The Spring Security integration allows flexible control over how you secure your application. You can secure BlazeDS endpoints in a manner similar to Spring Security's traditional URL security, and you can secure your Spring services using the many existing object security mechanisms of Spring Security just as if you were writing a traditional web application.
You can set security constraints on specific BlazeDS channels using the secured-channel child element of the secured
tag. For example:
<flex:message-broker> <flex:secured> <flex:secured-channel channel="my-amf" access="ROLE_USER" /> </flex:secured> </flex:message-broker>
This results in any request being routed to the "my-amf" channel to require the user to be logged in and to have the "ROLE_USER"
authority. If either of those is violated, a FaultEvent will be signaled on the client.
You can set security constraints on multiple BlazeDS channels at once using the secured-endpoint-path child element
of the secured tag. In this case you specify a URL pattern to be secured instead of a specific channel id. For
example:
<flex:message-broker> <flex:secured> <flex:secured-endpoint-path pattern="**/messagebroker/**" access="ROLE_USER" /> </flex:secured> </flex:message-broker>
This results in any request being routed to any channel whose endpoint URL contains "/messagebroker/" in the path to require the
user to be logged in and to have the "ROLE_USER" authority. If either of those is violated, a FaultEvent will be
signaled on the client.
Earlier in this chapter you saw an example of using the BlazeDS XML configuration to secure a BlazeDS-managed destination. Since
most of the time you will instead be defining destinations by exporting Spring beans using the remote-servicetag, an
alternate approach to securing destinations is needed. This is where Spring Security comes in, as all of its existing authorization
mechanisms should "just work" when security integration is enabled using the secured tag.

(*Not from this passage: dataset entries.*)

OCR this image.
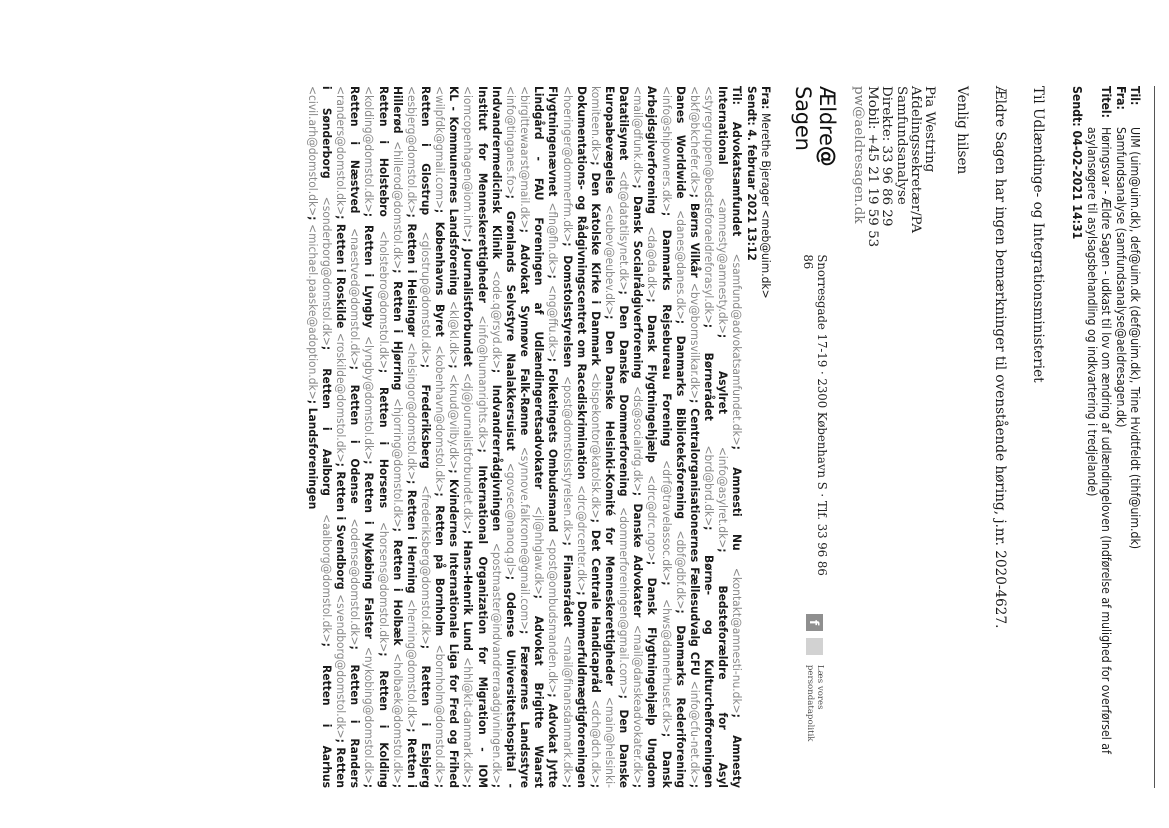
Til:
UIM (uim@uim.dk), def@uim.dk (def@uim.dk), Trine Hvidtfeldt (tihf@uim.dk)
Fra:
Samfundsanalyse (samfundsanalyse@aeldresagen.dk)
Titel:
Høringsvar - Ældre Sagen - udkast til lov om ændring af udlændingeloven (Indførelse af mulighed for overførsel af asylansøgere til asylsagsbehandling og indkvartering i tredjelande)
Sendt: 04-02-2021 14:31
Til Udlændinge- og Integrationsministeriet
Ældre Sagen har ingen bemærkninger til ovenstående høring, j.nr. 2020-4627.
Venlig hilsen
Pia Westring
Afdelingssekretær/PA
Samfundsanalyse
Direkte: 33 96 86 29
Mobil: +45 21 19 59 53
pw@aeldresagen.dk
Ældre@Sagen
Snorresgade 17-19 · 2300 København S · Tlf. 33 96 86 86
f
Læs vores persondatapolitik
Fra: Merethe Bjerager <meb@uim.dk>
Sendt: 4. februar 2021 13:12
Til: Advokatsamfundet <samfund@advokatsamfundet.dk>; Amnesti Nu <kontakt@amnesti-nu.dk>; Amnesty International <amnesty@amnesty.dk>; Asylret <info@asylret.dk>; Bedsteforældre for Asyl <styregruppen@bedsteforaeldreforasyl.dk>; Børnerådet <brd@brd.dk>; Børne- og Kulturchefforeningen <bkf@bkchefer.dk>; Børns Vilkår <bv@bornsvilkar.dk>; Centralorganisationernes Fællesudvalg CFU <info@cfu-net.dk>; Danes Worldwide <danes@danes.dk>; Danmarks Biblioteksforening <dbf@dbf.dk>; Danmarks Rederiforening <info@shipowners.dk>; Danmarks Rejsebureau Forening <drf@travelassoc.dk>; <hws@dannerhuset.dk>; Dansk Arbejdsgiverforening <da@da.dk>; Dansk Flygtningehjælp <drc@drc.ngo>; Dansk Flygtningehjælp Ungdom <mail@dfunk.dk>; Dansk Socialrådgiverforening <ds@socialrdg.dk>; Danske Advokater <mail@danskeadvokater.dk>; Datatilsynet <dt@datatilsynet.dk>; Den Danske Dommerforening <dommerforeningen@gmail.com>; Den Danske Europabevægelse <eubev@eubev.dk>; Den Danske Helsinki-Komité for Menneskerettigheder <main@helsinki-komiteen.dk>; Den Katolske Kirke i Danmark <bispekontor@katolsk.dk>; Det Centrale Handicapråd <dch@dch.dk>; Dokumentations- og Rådgivningscentret om Racediskrimination <drc@drcenter.dk>; Dommerfuldmægtigforeningen <hoeringer@dommerfm.dk>; Domstolsstyrelsen <post@domstolsstyrelsen.dk>; Finansrådet <mail@finansdanmark.dk>; Flygtningenævnet <fln@fln.dk>; <ng@ffu.dk>; Folketingets Ombudsmand <post@ombudsmanden.dk>; Advokat Jytte Lindgård - FAU Foreningen af Udlændingeretsadvokater <jl@nhglaw.dk>; Advokat Brigitte Waarst <birgittewaarst@mail.dk>; Advokat Synnøve Falk-Rønne <synnove.falkronne@gmail.com>; Færøernes Landsstyre <info@tinganes.fo>; Grønlands Selvstyre Naalakkersuisut <govsec@nanoq.gl>; Odense Universitetshospital - Indvandrermedicinsk Klinik <ode.q@rsyd.dk>; Indvandrerrådgivningen <postmaster@indvandrerraadgivningen.dk>; Institut for Menneskerettigheder <info@humanrights.dk>; International Organization for Migration - IOM <iomcopenhagen@iom.int>; Journalistforbundet <dj@journalistforbundet.dk>; Hans-Henrik Lund <hhl@kit-danmark.dk>; KL - Kommunernes Landsforening <kl@kl.dk>; <knud@vilby.dk>; Kvindernes Internationale Liga for Fred og Frihed <wilpfdk@gmail.com>; Københavns Byret <kobenhavn@domstol.dk>; Retten på Bornholm <bornholm@domstol.dk>; Retten i Glostrup <glostrup@domstol.dk>; Frederiksberg <frederiksberg@domstol.dk>; Retten i Esbjerg <esbjerg@domstol.dk>; Retten i Helsingør <helsingor@domstol.dk>; Retten i Herning <herning@domstol.dk>; Retten i Hillerød <hillerod@domstol.dk>; Retten i Hjørring <hjorring@domstol.dk>; Retten i Holbæk <holbaek@domstol.dk>; Retten i Holstebro <holstebro@domstol.dk>; Retten i Horsens <horsens@domstol.dk>; Retten i Kolding <kolding@domstol.dk>; Retten i Lyngby <lyngby@domstol.dk>; Retten i Nykøbing Falster <nykobing@domstol.dk>; Retten i Næstved <naestved@domstol.dk>; Retten i Odense <odense@domstol.dk>; Retten i Randers <randers@domstol.dk>; Retten i Roskilde <roskilde@domstol.dk>; Retten i Svendborg <svendborg@domstol.dk>; Retten i Sønderborg <sonderborg@domstol.dk>; Retten i Aalborg <aalborg@domstol.dk>; Retten i Aarhus <civil.arh@domstol.dk>; <michael.paaske@adoption.dk>; Landsforeningen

One of the major strengths of Spring Security is the multiple levels of granularity it provides you when securing your Spring services. You can go from securing your entire service layer in one concise statement:
<global-method-security> <protect-pointcut expression="execution(* com.mycompany.*Service.*(..))" access="ROLE_USER"/> </global-method-security>
to controlling access in a more fine-grained manner at the method layer using XML:
<bean id="myService" class="com.mycompany.myapp.MyService"> <flex:remote-service/> <security:intercept-methods> <security:protect method="set*" access="ROLE_ADMIN" /> <security:protect method="get*" access="ROLE_ADMIN,ROLE_USER" /> <security:protect method="doSomething" access="ROLE_USER" /> </security:intercept-methods> </bean>
to using a combination of XML and annotations:
<security:global-method-security secured-annotations="enabled" jsr250-annotations="enabled"/> ... <flex:remote-service ref="myBankServiceImpl" />
public interface BankService { @Secured("IS_AUTHENTICATED_ANONYMOUSLY") public Account readAccount(Long id); @Secured("IS_AUTHENTICATED_ANONYMOUSLY") public Account[] findAccounts(); @Secured("ROLE_TELLER") public Account post(Account account, double amount); }
to even more fine-grained ACL-based domain object permissions. For more details on the options available, see the Spring Security documentation.